Desrosiers will present, “Remembering the Famine: The McGlincheys of Inishowen and Cambridge, Mass.” At 6 p.m. on Wednesday, Jan. 18 in the Special Event Room located above the La Forge Casino Restaurant, 194 Bellevue Ave. Cost for museum members is $2, whikle non-members are asked to make a $15 donation. Reservations are required, and can be made by contacting Ann Arnold at 401-841-5493 or tpm1@earthlink.net.

After the 1602 defeat of Red Hugh O’Donnell, many of the McGlinchey clan escaped to Donegal in the North. Desrosiers’ Irish ancestors, Eliza McGowan and Patrick McGlinchey, lived in Meentaghcallagh near Buncrana in the remote Inishowen Peninsula. When Patrick lost his life in a quarry accident, Eliza found a way to sail to America with her brothers and her five children.

She traveled in the Famine Exodus from Moville to Liverpool and on to Boston Harbor. There she was welcomed by a cousin, Reverend Manasses Dougherty (Doherty) of St. Peter’s in Cambridge.
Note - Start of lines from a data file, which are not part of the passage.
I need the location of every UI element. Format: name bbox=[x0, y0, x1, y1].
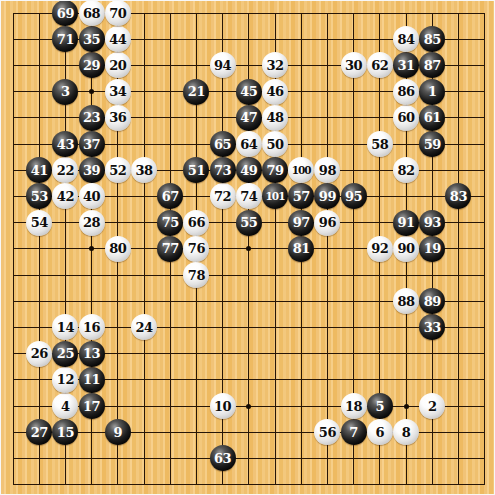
move-number: 28 bbox=[83, 216, 100, 229]
move-number: 57 bbox=[293, 189, 310, 202]
move-number: 50 bbox=[266, 137, 283, 150]
move-number: 86 bbox=[397, 85, 414, 98]
move-number: 81 bbox=[293, 242, 310, 255]
stone-white-8: 8 bbox=[393, 419, 419, 445]
move-number: 5 bbox=[376, 399, 385, 412]
stone-black-43: 43 bbox=[52, 131, 78, 157]
move-number: 100 bbox=[292, 164, 311, 175]
move-number: 73 bbox=[214, 163, 231, 176]
move-number: 51 bbox=[188, 163, 205, 176]
stone-black-49: 49 bbox=[236, 157, 262, 183]
move-number: 63 bbox=[214, 451, 231, 464]
stone-black-75: 75 bbox=[157, 210, 183, 236]
move-number: 101 bbox=[266, 191, 285, 202]
stone-white-64: 64 bbox=[236, 131, 262, 157]
move-number: 74 bbox=[240, 189, 257, 202]
stone-black-67: 67 bbox=[157, 183, 183, 209]
stone-white-78: 78 bbox=[183, 262, 209, 288]
stone-black-71: 71 bbox=[52, 26, 78, 52]
move-number: 84 bbox=[397, 32, 414, 45]
move-number: 88 bbox=[397, 294, 414, 307]
move-number: 67 bbox=[162, 189, 179, 202]
move-number: 20 bbox=[109, 58, 126, 71]
stone-white-68: 68 bbox=[79, 0, 105, 26]
stone-black-59: 59 bbox=[419, 131, 445, 157]
stone-white-48: 48 bbox=[262, 105, 288, 131]
stone-black-3: 3 bbox=[52, 79, 78, 105]
stone-black-5: 5 bbox=[367, 393, 393, 419]
stone-black-85: 85 bbox=[419, 26, 445, 52]
stone-black-27: 27 bbox=[26, 419, 52, 445]
stone-white-62: 62 bbox=[367, 52, 393, 78]
move-number: 56 bbox=[319, 425, 336, 438]
move-number: 92 bbox=[371, 242, 388, 255]
stone-black-81: 81 bbox=[288, 236, 314, 262]
stone-black-73: 73 bbox=[210, 157, 236, 183]
move-number: 68 bbox=[83, 6, 100, 19]
stone-white-74: 74 bbox=[236, 183, 262, 209]
stone-black-51: 51 bbox=[183, 157, 209, 183]
move-number: 29 bbox=[83, 58, 100, 71]
stone-black-45: 45 bbox=[236, 79, 262, 105]
stone-white-98: 98 bbox=[314, 157, 340, 183]
stone-black-19: 19 bbox=[419, 236, 445, 262]
move-number: 27 bbox=[31, 425, 48, 438]
stone-black-33: 33 bbox=[419, 314, 445, 340]
stone-black-21: 21 bbox=[183, 79, 209, 105]
move-number: 35 bbox=[83, 32, 100, 45]
move-number: 3 bbox=[61, 85, 70, 98]
move-number: 23 bbox=[83, 111, 100, 124]
move-number: 2 bbox=[428, 399, 437, 412]
move-number: 7 bbox=[349, 425, 358, 438]
stone-black-63: 63 bbox=[210, 445, 236, 471]
stone-black-31: 31 bbox=[393, 52, 419, 78]
move-number: 70 bbox=[109, 6, 126, 19]
stone-white-34: 34 bbox=[105, 79, 131, 105]
stone-black-17: 17 bbox=[79, 393, 105, 419]
stone-black-25: 25 bbox=[52, 341, 78, 367]
move-number: 18 bbox=[345, 399, 362, 412]
stone-black-7: 7 bbox=[341, 419, 367, 445]
stone-black-37: 37 bbox=[79, 131, 105, 157]
move-number: 99 bbox=[319, 189, 336, 202]
move-number: 76 bbox=[188, 242, 205, 255]
stone-black-39: 39 bbox=[79, 157, 105, 183]
stone-black-35: 35 bbox=[79, 26, 105, 52]
move-number: 94 bbox=[214, 58, 231, 71]
move-number: 40 bbox=[83, 189, 100, 202]
move-number: 22 bbox=[57, 163, 74, 176]
stone-white-60: 60 bbox=[393, 105, 419, 131]
move-number: 55 bbox=[240, 216, 257, 229]
move-number: 26 bbox=[31, 347, 48, 360]
stone-white-56: 56 bbox=[314, 419, 340, 445]
move-number: 1 bbox=[428, 85, 437, 98]
stone-black-13: 13 bbox=[79, 341, 105, 367]
stone-white-38: 38 bbox=[131, 157, 157, 183]
stone-black-97: 97 bbox=[288, 210, 314, 236]
stone-white-44: 44 bbox=[105, 26, 131, 52]
move-number: 69 bbox=[57, 6, 74, 19]
move-number: 65 bbox=[214, 137, 231, 150]
stone-white-94: 94 bbox=[210, 52, 236, 78]
stone-black-93: 93 bbox=[419, 210, 445, 236]
move-number: 52 bbox=[109, 163, 126, 176]
move-number: 96 bbox=[319, 216, 336, 229]
move-number: 93 bbox=[424, 216, 441, 229]
stone-white-50: 50 bbox=[262, 131, 288, 157]
stone-white-20: 20 bbox=[105, 52, 131, 78]
stone-black-55: 55 bbox=[236, 210, 262, 236]
move-number: 33 bbox=[424, 320, 441, 333]
stone-white-16: 16 bbox=[79, 314, 105, 340]
stone-white-84: 84 bbox=[393, 26, 419, 52]
move-number: 98 bbox=[319, 163, 336, 176]
stone-black-83: 83 bbox=[445, 183, 471, 209]
stone-white-58: 58 bbox=[367, 131, 393, 157]
move-number: 12 bbox=[57, 373, 74, 386]
stone-white-6: 6 bbox=[367, 419, 393, 445]
move-number: 87 bbox=[424, 58, 441, 71]
stone-white-86: 86 bbox=[393, 79, 419, 105]
stone-black-79: 79 bbox=[262, 157, 288, 183]
stone-black-23: 23 bbox=[79, 105, 105, 131]
stone-white-70: 70 bbox=[105, 0, 131, 26]
move-number: 13 bbox=[83, 347, 100, 360]
stone-black-69: 69 bbox=[52, 0, 78, 26]
move-number: 48 bbox=[266, 111, 283, 124]
stone-black-87: 87 bbox=[419, 52, 445, 78]
move-number: 60 bbox=[397, 111, 414, 124]
move-number: 82 bbox=[397, 163, 414, 176]
grid-line-v bbox=[484, 13, 485, 486]
move-number: 9 bbox=[114, 425, 123, 438]
stone-white-12: 12 bbox=[52, 367, 78, 393]
star-point bbox=[89, 246, 94, 251]
stone-white-76: 76 bbox=[183, 236, 209, 262]
move-number: 36 bbox=[109, 111, 126, 124]
stone-black-91: 91 bbox=[393, 210, 419, 236]
move-number: 79 bbox=[266, 163, 283, 176]
stone-white-42: 42 bbox=[52, 183, 78, 209]
stone-white-96: 96 bbox=[314, 210, 340, 236]
move-number: 64 bbox=[240, 137, 257, 150]
move-number: 37 bbox=[83, 137, 100, 150]
stone-white-28: 28 bbox=[79, 210, 105, 236]
move-number: 49 bbox=[240, 163, 257, 176]
move-number: 15 bbox=[57, 425, 74, 438]
stone-black-15: 15 bbox=[52, 419, 78, 445]
stone-white-92: 92 bbox=[367, 236, 393, 262]
move-number: 44 bbox=[109, 32, 126, 45]
stone-white-14: 14 bbox=[52, 314, 78, 340]
move-number: 91 bbox=[397, 216, 414, 229]
stone-white-30: 30 bbox=[341, 52, 367, 78]
move-number: 45 bbox=[240, 85, 257, 98]
move-number: 54 bbox=[31, 216, 48, 229]
move-number: 32 bbox=[266, 58, 283, 71]
move-number: 41 bbox=[31, 163, 48, 176]
stone-white-46: 46 bbox=[262, 79, 288, 105]
move-number: 78 bbox=[188, 268, 205, 281]
stone-white-88: 88 bbox=[393, 288, 419, 314]
move-number: 16 bbox=[83, 320, 100, 333]
stone-white-82: 82 bbox=[393, 157, 419, 183]
stone-white-36: 36 bbox=[105, 105, 131, 131]
move-number: 11 bbox=[83, 373, 100, 386]
move-number: 71 bbox=[57, 32, 74, 45]
stone-white-18: 18 bbox=[341, 393, 367, 419]
stone-white-26: 26 bbox=[26, 341, 52, 367]
move-number: 59 bbox=[424, 137, 441, 150]
stone-white-100: 100 bbox=[288, 157, 314, 183]
stone-white-90: 90 bbox=[393, 236, 419, 262]
stone-black-9: 9 bbox=[105, 419, 131, 445]
move-number: 31 bbox=[397, 58, 414, 71]
stone-black-77: 77 bbox=[157, 236, 183, 262]
grid-line-v bbox=[458, 13, 459, 486]
grid-line-h bbox=[13, 275, 486, 276]
stone-white-80: 80 bbox=[105, 236, 131, 262]
stone-black-89: 89 bbox=[419, 288, 445, 314]
move-number: 95 bbox=[345, 189, 362, 202]
move-number: 77 bbox=[162, 242, 179, 255]
move-number: 14 bbox=[57, 320, 74, 333]
stone-white-10: 10 bbox=[210, 393, 236, 419]
move-number: 39 bbox=[83, 163, 100, 176]
star-point bbox=[404, 404, 409, 409]
move-number: 66 bbox=[188, 216, 205, 229]
stone-white-2: 2 bbox=[419, 393, 445, 419]
stone-black-95: 95 bbox=[341, 183, 367, 209]
move-number: 80 bbox=[109, 242, 126, 255]
stone-black-65: 65 bbox=[210, 131, 236, 157]
stone-white-22: 22 bbox=[52, 157, 78, 183]
stone-black-29: 29 bbox=[79, 52, 105, 78]
go-board[interactable]: 1234567891011121314151617181920212223242… bbox=[1, 1, 495, 495]
stone-black-41: 41 bbox=[26, 157, 52, 183]
stone-black-11: 11 bbox=[79, 367, 105, 393]
stone-black-61: 61 bbox=[419, 105, 445, 131]
stone-white-52: 52 bbox=[105, 157, 131, 183]
star-point bbox=[246, 404, 251, 409]
move-number: 24 bbox=[135, 320, 152, 333]
move-number: 46 bbox=[266, 85, 283, 98]
move-number: 75 bbox=[162, 216, 179, 229]
move-number: 34 bbox=[109, 85, 126, 98]
move-number: 8 bbox=[402, 425, 411, 438]
stone-black-47: 47 bbox=[236, 105, 262, 131]
move-number: 4 bbox=[61, 399, 70, 412]
move-number: 43 bbox=[57, 137, 74, 150]
move-number: 17 bbox=[83, 399, 100, 412]
grid-line-h bbox=[13, 484, 486, 485]
move-number: 38 bbox=[135, 163, 152, 176]
stone-white-24: 24 bbox=[131, 314, 157, 340]
move-number: 62 bbox=[371, 58, 388, 71]
move-number: 97 bbox=[293, 216, 310, 229]
move-number: 72 bbox=[214, 189, 231, 202]
star-point bbox=[246, 246, 251, 251]
move-number: 58 bbox=[371, 137, 388, 150]
stone-white-32: 32 bbox=[262, 52, 288, 78]
stone-black-57: 57 bbox=[288, 183, 314, 209]
move-number: 25 bbox=[57, 347, 74, 360]
move-number: 6 bbox=[376, 425, 385, 438]
move-number: 90 bbox=[397, 242, 414, 255]
board-frame: 1234567891011121314151617181920212223242… bbox=[0, 0, 495, 495]
move-number: 89 bbox=[424, 294, 441, 307]
stone-white-72: 72 bbox=[210, 183, 236, 209]
stone-white-40: 40 bbox=[79, 183, 105, 209]
grid-line-h bbox=[13, 458, 486, 459]
move-number: 10 bbox=[214, 399, 231, 412]
stone-black-1: 1 bbox=[419, 79, 445, 105]
move-number: 83 bbox=[450, 189, 467, 202]
move-number: 19 bbox=[424, 242, 441, 255]
stone-black-99: 99 bbox=[314, 183, 340, 209]
stone-white-66: 66 bbox=[183, 210, 209, 236]
stone-black-101: 101 bbox=[262, 183, 288, 209]
star-point bbox=[89, 89, 94, 94]
stone-black-53: 53 bbox=[26, 183, 52, 209]
grid-line-v bbox=[327, 13, 328, 486]
stone-white-54: 54 bbox=[26, 210, 52, 236]
move-number: 42 bbox=[57, 189, 74, 202]
move-number: 30 bbox=[345, 58, 362, 71]
stone-white-4: 4 bbox=[52, 393, 78, 419]
move-number: 61 bbox=[424, 111, 441, 124]
move-number: 21 bbox=[188, 85, 205, 98]
move-number: 85 bbox=[424, 32, 441, 45]
move-number: 47 bbox=[240, 111, 257, 124]
move-number: 53 bbox=[31, 189, 48, 202]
Professor Desrosiers will share the importance of Faith and education for the next generations of McGlincheys: engaging in the Civil War and Gold Rush; settling the Kansas Prairie and creating their own Boston businesses; and graduating from Radcliffe (Harvard) followed by serving both secular and religious roles in their communities. From oral history to Hearth Roll taxes, from the Boston Pilot to state archives, Desrosiers will explore the emergence of an American family who never forgot their roots in Ireland.

Desrosiers, who earned her Ph.D. from Salve Regina, has researched and written on 19th century Irish immigration, women in positions of leadership during wartime and in the judiciary, among other topics. She is an executive board member of the National Council for Social Studies, and teaches history and humanities at Salve Regina.